In a state where leaders often assume deity-like personas — N.T. Rama Rao, the founder of the Desam, played roles of gods in films that helped cement his image as a saviour of the Telugu people — the Congress is counting on Sonia acquiring a similar aura after the creation on Telangana.
“Sabse oocha Telangana hamara, aur hamari devi Soniamma (our Telangana is the highest, and our goddess is Soniamma),” goes a song that Congress campaign vans are playing throughout Telangana.
The Congress is also arguing that it is the parent that can better take care of the baby state’s needs after it is born. It has promised a 4,000MW power project, Rs 40,000 crore infrastructure investment and a manufacturing hub — ideas it knows the regional TRS, with only a handful of MPs at best, cannot offer the new state.
“KCR wants us to believe he is the father of Telangana, but what father is he when he knows he cannot provide Telangana the future it wants and deserves,” Shamshuddin asked rhetorically.

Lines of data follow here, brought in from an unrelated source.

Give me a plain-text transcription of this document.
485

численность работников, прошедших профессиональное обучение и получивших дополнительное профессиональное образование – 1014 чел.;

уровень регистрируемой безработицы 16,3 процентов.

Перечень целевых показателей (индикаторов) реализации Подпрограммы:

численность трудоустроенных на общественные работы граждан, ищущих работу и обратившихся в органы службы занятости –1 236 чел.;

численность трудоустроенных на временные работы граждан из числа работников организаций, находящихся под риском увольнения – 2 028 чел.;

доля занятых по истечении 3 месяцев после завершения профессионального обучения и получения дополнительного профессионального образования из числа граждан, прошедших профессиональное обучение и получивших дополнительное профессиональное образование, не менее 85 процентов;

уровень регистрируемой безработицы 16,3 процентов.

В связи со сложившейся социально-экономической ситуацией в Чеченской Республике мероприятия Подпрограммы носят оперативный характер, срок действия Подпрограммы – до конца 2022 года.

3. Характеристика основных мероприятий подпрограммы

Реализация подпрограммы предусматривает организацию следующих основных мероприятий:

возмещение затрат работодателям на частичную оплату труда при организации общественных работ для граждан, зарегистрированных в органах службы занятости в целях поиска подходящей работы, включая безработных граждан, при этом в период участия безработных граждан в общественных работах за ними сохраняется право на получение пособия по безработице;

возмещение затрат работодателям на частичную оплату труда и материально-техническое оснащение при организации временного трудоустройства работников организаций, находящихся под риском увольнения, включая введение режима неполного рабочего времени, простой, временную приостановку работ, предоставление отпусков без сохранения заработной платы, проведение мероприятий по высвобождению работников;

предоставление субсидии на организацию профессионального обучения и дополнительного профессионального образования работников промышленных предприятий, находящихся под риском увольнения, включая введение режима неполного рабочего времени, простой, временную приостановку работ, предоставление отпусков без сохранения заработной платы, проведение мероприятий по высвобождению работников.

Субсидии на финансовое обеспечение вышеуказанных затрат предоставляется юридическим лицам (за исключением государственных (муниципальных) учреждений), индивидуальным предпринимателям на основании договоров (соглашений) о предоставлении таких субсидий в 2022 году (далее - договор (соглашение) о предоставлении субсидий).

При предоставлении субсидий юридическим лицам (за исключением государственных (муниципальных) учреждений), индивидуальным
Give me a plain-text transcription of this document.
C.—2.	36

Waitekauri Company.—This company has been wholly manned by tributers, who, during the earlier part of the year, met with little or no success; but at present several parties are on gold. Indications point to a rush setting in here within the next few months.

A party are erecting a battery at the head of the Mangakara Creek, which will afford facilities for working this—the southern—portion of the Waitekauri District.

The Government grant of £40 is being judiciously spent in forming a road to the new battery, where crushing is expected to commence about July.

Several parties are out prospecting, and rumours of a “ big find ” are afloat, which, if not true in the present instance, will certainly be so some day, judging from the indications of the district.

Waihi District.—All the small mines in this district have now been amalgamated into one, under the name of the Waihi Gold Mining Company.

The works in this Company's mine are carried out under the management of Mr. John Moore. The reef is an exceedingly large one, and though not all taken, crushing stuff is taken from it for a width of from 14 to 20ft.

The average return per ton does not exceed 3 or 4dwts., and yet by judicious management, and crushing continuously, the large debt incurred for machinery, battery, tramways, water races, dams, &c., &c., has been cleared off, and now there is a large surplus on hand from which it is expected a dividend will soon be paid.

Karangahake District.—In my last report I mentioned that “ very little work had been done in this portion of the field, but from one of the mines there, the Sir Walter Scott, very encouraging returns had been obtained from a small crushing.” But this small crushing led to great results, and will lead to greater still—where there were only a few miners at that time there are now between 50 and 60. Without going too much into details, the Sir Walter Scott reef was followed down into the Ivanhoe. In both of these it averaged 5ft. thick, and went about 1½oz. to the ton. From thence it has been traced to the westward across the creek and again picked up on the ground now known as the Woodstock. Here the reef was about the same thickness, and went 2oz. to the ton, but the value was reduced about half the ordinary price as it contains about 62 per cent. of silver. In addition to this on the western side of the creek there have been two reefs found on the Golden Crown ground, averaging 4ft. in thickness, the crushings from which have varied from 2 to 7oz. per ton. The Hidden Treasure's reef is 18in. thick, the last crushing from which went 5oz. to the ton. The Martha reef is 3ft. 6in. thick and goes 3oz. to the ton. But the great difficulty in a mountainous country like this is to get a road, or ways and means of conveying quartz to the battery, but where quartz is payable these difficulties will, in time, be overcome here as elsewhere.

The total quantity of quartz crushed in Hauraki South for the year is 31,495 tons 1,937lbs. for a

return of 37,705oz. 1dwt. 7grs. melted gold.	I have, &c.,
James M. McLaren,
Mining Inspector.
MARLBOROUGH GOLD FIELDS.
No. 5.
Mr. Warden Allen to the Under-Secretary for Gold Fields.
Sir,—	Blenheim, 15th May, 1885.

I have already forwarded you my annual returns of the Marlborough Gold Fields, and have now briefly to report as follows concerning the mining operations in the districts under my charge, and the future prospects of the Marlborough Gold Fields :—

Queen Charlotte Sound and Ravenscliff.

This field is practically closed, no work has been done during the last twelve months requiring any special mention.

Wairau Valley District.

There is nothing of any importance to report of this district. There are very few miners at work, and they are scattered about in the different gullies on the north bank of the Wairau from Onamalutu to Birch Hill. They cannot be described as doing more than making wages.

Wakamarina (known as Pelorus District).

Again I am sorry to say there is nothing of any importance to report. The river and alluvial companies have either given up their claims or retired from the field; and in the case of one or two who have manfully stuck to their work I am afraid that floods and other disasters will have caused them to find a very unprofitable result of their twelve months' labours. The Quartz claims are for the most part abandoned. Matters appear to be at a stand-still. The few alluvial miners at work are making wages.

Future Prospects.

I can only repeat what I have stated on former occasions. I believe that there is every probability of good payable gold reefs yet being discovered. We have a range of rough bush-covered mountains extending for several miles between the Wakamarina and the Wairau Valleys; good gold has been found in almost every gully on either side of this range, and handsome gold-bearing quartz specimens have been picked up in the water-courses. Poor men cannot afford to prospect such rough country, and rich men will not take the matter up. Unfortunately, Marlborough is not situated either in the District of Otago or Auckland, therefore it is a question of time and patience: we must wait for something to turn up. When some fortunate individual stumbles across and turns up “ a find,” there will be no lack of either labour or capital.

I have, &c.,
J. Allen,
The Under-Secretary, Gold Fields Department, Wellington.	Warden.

But in Andhole village, a part of the Medak Lok Sabha constituency where Rao is contesting from, grocery storekeeper Jaydev Simha can’t imagine voting against the TRS.
“If he hadn’t fought the way he did all these years for Telangana, willing to sacrifice his life, where would Telangana be?” Simha asked, before coming up with the answer himself. “Still in our dreams.”
The All India Majlis-e-Ittehad-ul Muslimeen of Asaduddin Owaisi has entered into an alliance with the TRS. The AIMIM, which has won the Hyderabad city seat for the past three decades, also enjoys support within the Muslim community in several other Telangana districts.
Back in Chevella, Sonia wound up her address questioning Rao’s credibility — he has danced with both the Congress and the BJP and had promised to merge with the Congress if Telangana was formed.
“How can you trust someone like that with your future?” Sonia asked. “You have a very important decision to make in these elections, important for your future.”
The dark clouds had cleared, without disrupting Sonia’s address. Shamshuddin smiled. “I hope,” he said, pausing. “I hope Allah is kind to us on voting day too.”